James Franco the “astonishingly prolific polymath” and actor has unleashed an impressively massive body work, wildly varying in mediums and quality. Now, Franco’s directorial body of work is invading Manhattan’s IFC Center for their “FrancoFest,” March 5th – March 13 and he will be appearing in person eight times.

It is a lot of Franco.

Screening at IFC Center’s FrancoFest are Danny Boyle’s 127 Hours starring Franco, “Franco’s darkly comic directorial debut follows a struggling writer trying to contend with an ape living in his NYC apartment” The Ape, “Franco’s bold adaptation of William Faulkner’s classic ‘unfilmable’ novel” As I Lay Dying, “Franco’s lush black-and-white portrait of the brief and tumultuous life of 20th-century poet Hart Crane” The Broken Tower,  Ian Olds and “Franco’s pseudo-doc goes behind-the-scenes of the actor’s infamous stint on soap opera General Hospital” Francophrenia (Or: Don’t Kill Me, I Know Where The Baby Is), Franco’s Good Time Max, Howl starring Franco as Allen Ginsberg, Franco’s Idaho and other shorts, My Own Private Idaho the Gus Van Sant original and Franco’s River Phoenix outtakes re-edit My Own Private River, “William Friedkin’s 1980 ode to fisting, faggotry, and flash cuts” Cruising, Franco’s Cruising-inspired Leather Bar, Franco’s Sal, Spring Breakers starting Franco, and “FrancoShorts” Franco’s short film collection plus “gallery work and music videos.”

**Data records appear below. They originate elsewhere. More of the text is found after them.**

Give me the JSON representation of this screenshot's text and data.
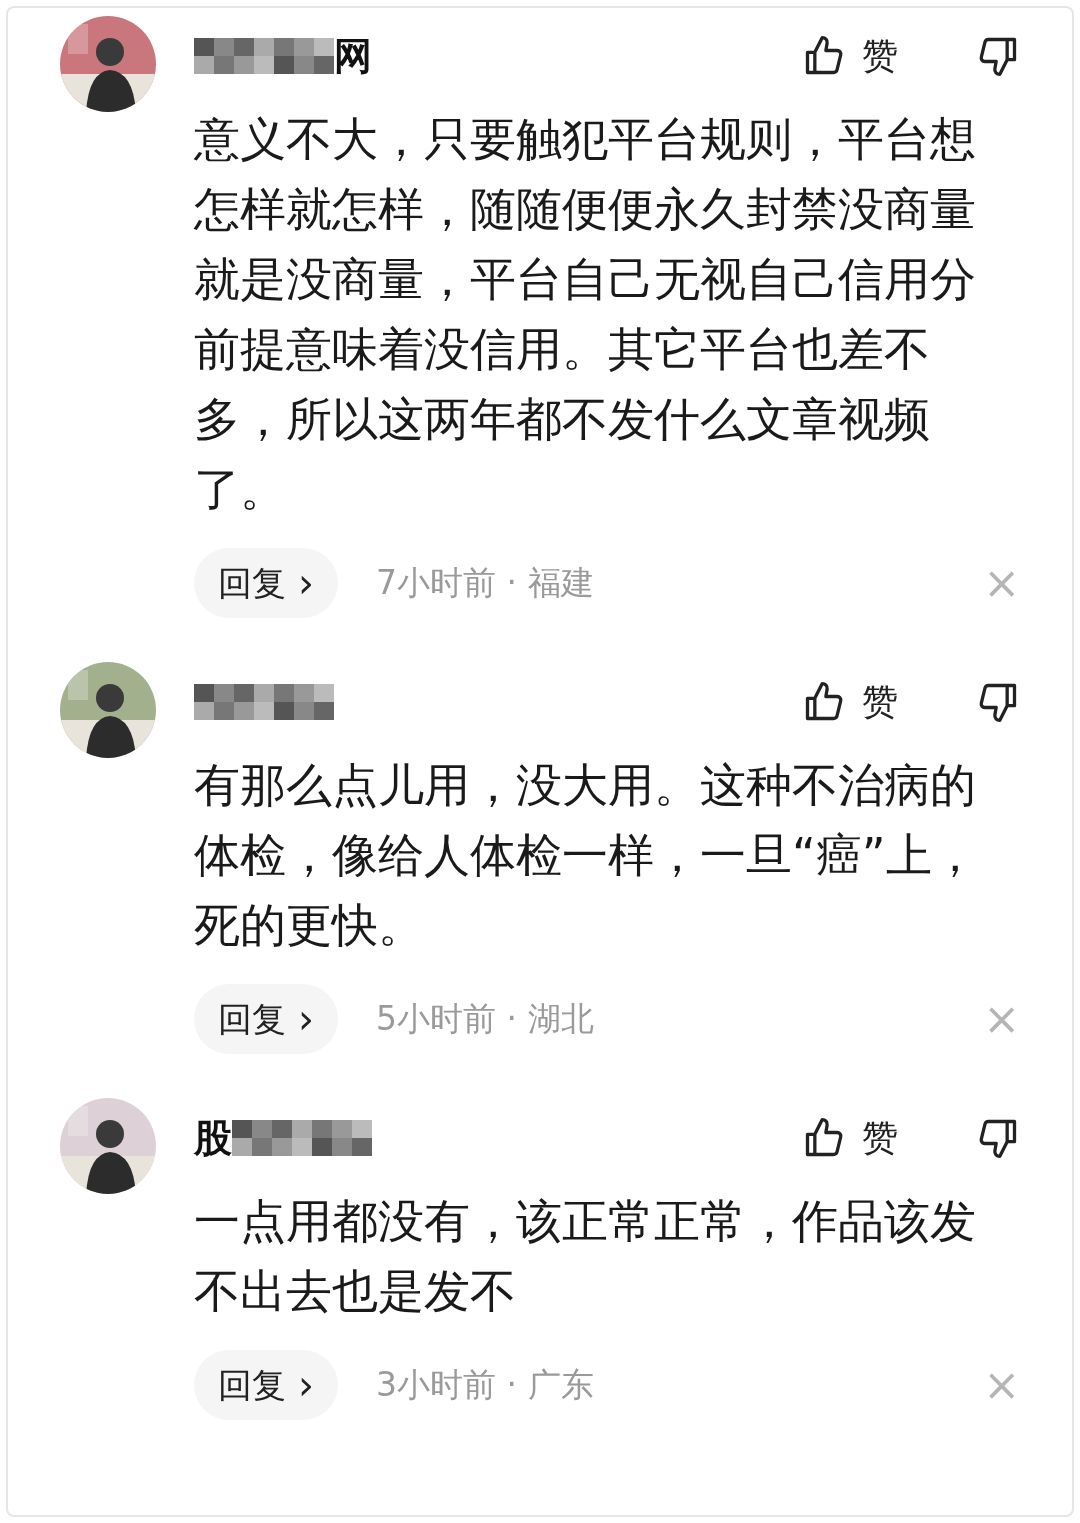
{
  "comments": [
    {
      "avatar": {
        "kind": "picture"
      },
      "name_parts": [
        {
          "kind": "mosaic"
        },
        {
          "kind": "text",
          "text": "网"
        }
      ],
      "like_label": "赞",
      "content": "意义不大，只要触犯平台规则，平台想怎样就怎样，随随便便永久封禁没商量就是没商量，平台自己无视自己信用分前提意味着没信用。其它平台也差不多，所以这两年都不发什么文章视频了。",
      "reply_label": "回复",
      "chevron": "›",
      "time": "7小时前",
      "separator": "·",
      "location": "福建",
      "close": "×"
    },
    {
      "avatar": {
        "kind": "picture"
      },
      "name_parts": [
        {
          "kind": "mosaic"
        }
      ],
      "like_label": "赞",
      "content": "有那么点儿用，没大用。这种不治病的体检，像给人体检一样，一旦“癌”上，死的更快。",
      "reply_label": "回复",
      "chevron": "›",
      "time": "5小时前",
      "separator": "·",
      "location": "湖北",
      "close": "×"
    },
    {
      "avatar": {
        "kind": "picture"
      },
      "name_parts": [
        {
          "kind": "text",
          "text": "股"
        },
        {
          "kind": "mosaic"
        }
      ],
      "like_label": "赞",
      "content": "一点用都没有，该正常正常，作品该发不出去也是发不",
      "reply_label": "回复",
      "chevron": "›",
      "time": "3小时前",
      "separator": "·",
      "location": "广东",
      "close": "×"
    }
  ]
}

That time with him at the New Museum was fun, so I am withholding the five tons of contradictory, preemptive opinions and swallow the excited, chemically volatile clumps of bile back down my esophagus. Instead, I just booked a midnight show ticket for Leather Bar

Inspired by the mythology surrounding the highly controversial 1980 film, Cruising, starring Al Pacino – in which, 40 minutes of sexually explicit material was forced to be cut out – filmmakers James Franco and Travis Mathews set out to re-imagine the lost footage. Assembling a mix of gay and straight men, including Val Lauren (The Salton Sea, Live from Baghdad) in the lead role, the result is a provocative exploration of the importance of the radical and transgressive in society and the value of engaging with the unfamiliar.